Interactive Neural Network Visualizer
Step through neural network training and see every computation in mathematical detail.
Quick Start
Click ▶ Play to start training • Explore the tabs at the top (Network, Computation, Data, Predictions, Parameters) • Adjust learning rate slider to see different behaviors
📖 Detailed Controls & Tips
Control Buttons
- ▶ Play - Auto-train | ⏸ Pause - Stop | ⏭ Step - Manual advance | ↻ Reset - New weights
Learning Rate
- 0.1 - Steady (default) | 0.5-1.0 - Faster | 2.0+ - Unstable (try it!)
What Each Tab Shows
- Network - Visual diagram (node size = activation, edge color = weight sign)

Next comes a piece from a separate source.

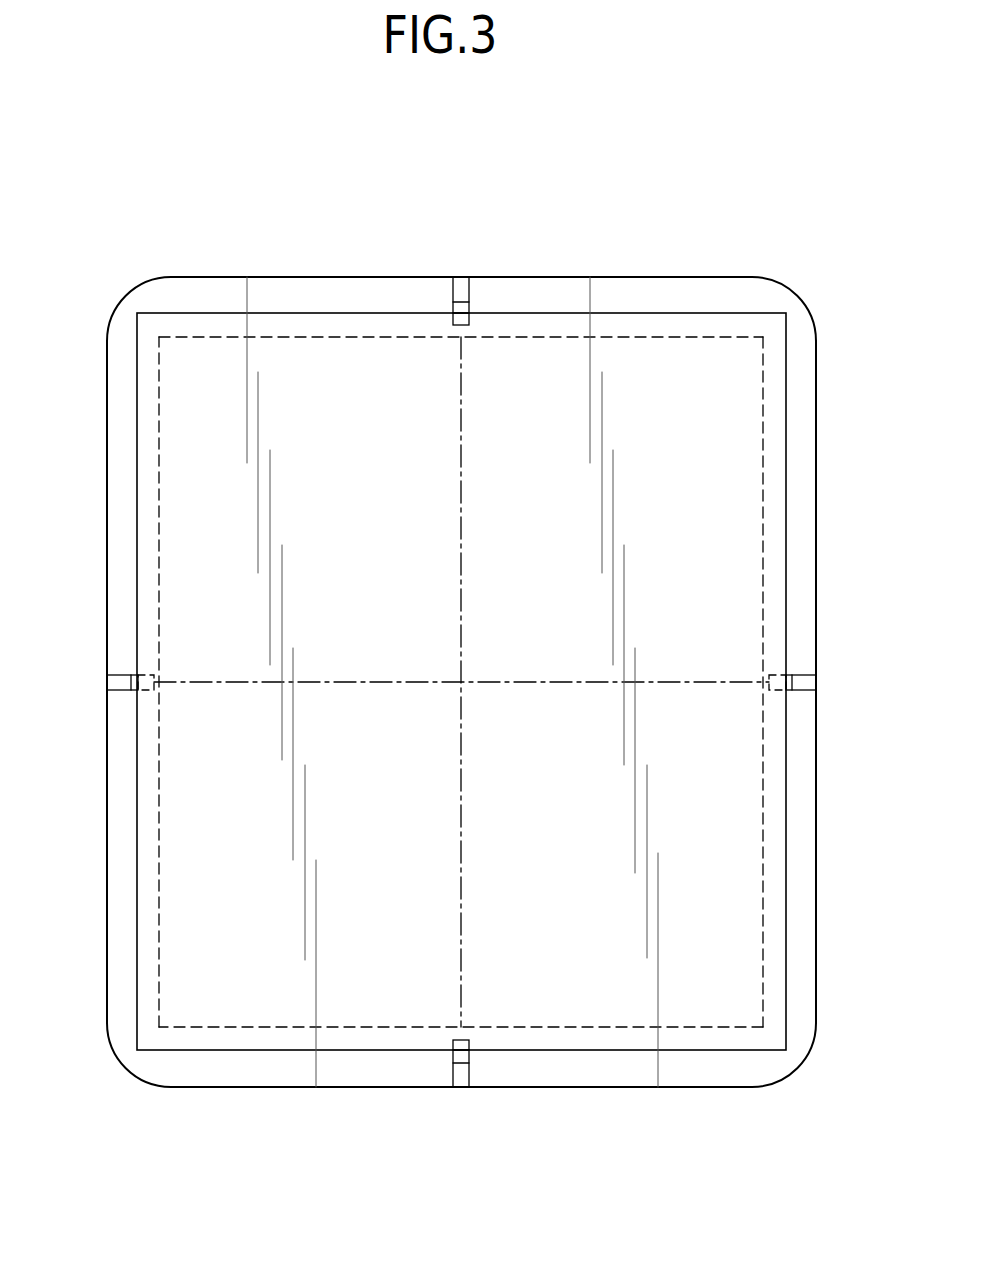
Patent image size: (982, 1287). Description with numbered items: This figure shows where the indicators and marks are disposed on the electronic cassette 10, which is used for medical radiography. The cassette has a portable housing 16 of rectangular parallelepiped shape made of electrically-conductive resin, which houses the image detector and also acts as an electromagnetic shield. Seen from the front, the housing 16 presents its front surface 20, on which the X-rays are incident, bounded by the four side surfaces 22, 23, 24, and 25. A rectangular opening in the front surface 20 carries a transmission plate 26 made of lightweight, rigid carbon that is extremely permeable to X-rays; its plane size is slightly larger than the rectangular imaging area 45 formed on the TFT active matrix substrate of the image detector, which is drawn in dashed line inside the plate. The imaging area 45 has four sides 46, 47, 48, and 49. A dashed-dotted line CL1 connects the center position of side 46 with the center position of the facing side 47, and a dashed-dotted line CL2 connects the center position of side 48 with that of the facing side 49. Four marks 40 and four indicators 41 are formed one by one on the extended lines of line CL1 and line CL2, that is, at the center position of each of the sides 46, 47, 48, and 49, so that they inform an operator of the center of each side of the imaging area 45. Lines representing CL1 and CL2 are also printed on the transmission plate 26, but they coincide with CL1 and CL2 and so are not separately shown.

The electronic cassette 10 is at (226, 264).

- Computation - Step-by-step math with notation glossary
- Data - Scatter plot & table of training points
- Predictions - How well the network solves XOR
- Parameters - Weight evolution graphs over time
Learning Tips
- Start with defaults (100 samples, no noise, LR 0.1)
- Watch loss decrease to near 0
- Try LR 0.5, 1.0, 2.0 to see different behaviors
- Add noise to test robustness
- Reset and compare different runs
Try It Now
What is XOR?
XOR (Exclusive OR) is a logical operation that outputs true (1) only when inputs differ:
| Input A | Input B | XOR Output |
|---|---|---|
| 0 | 0 | 0 |
| 0 | 1 | 1 |
| 1 | 0 | 1 |
| 1 | 1 | 0 |
Why XOR is Perfect for Learning
XOR is the simplest problem that requires a hidden layer:
- Linear separability: You cannot draw a single straight line to separate the outputs
- Requires feature combination: The network must learn that "inputs differ" is the pattern
- Classic test: If a neural network can learn XOR, it has the capacity for non-linear learning
What the Network is Learning
The demo shows a 2→4→1 network learning XOR through these steps:
- Random initialization: Weights start random, predictions are terrible
- Forward pass: Input flows through network, producing a prediction (0 to 1)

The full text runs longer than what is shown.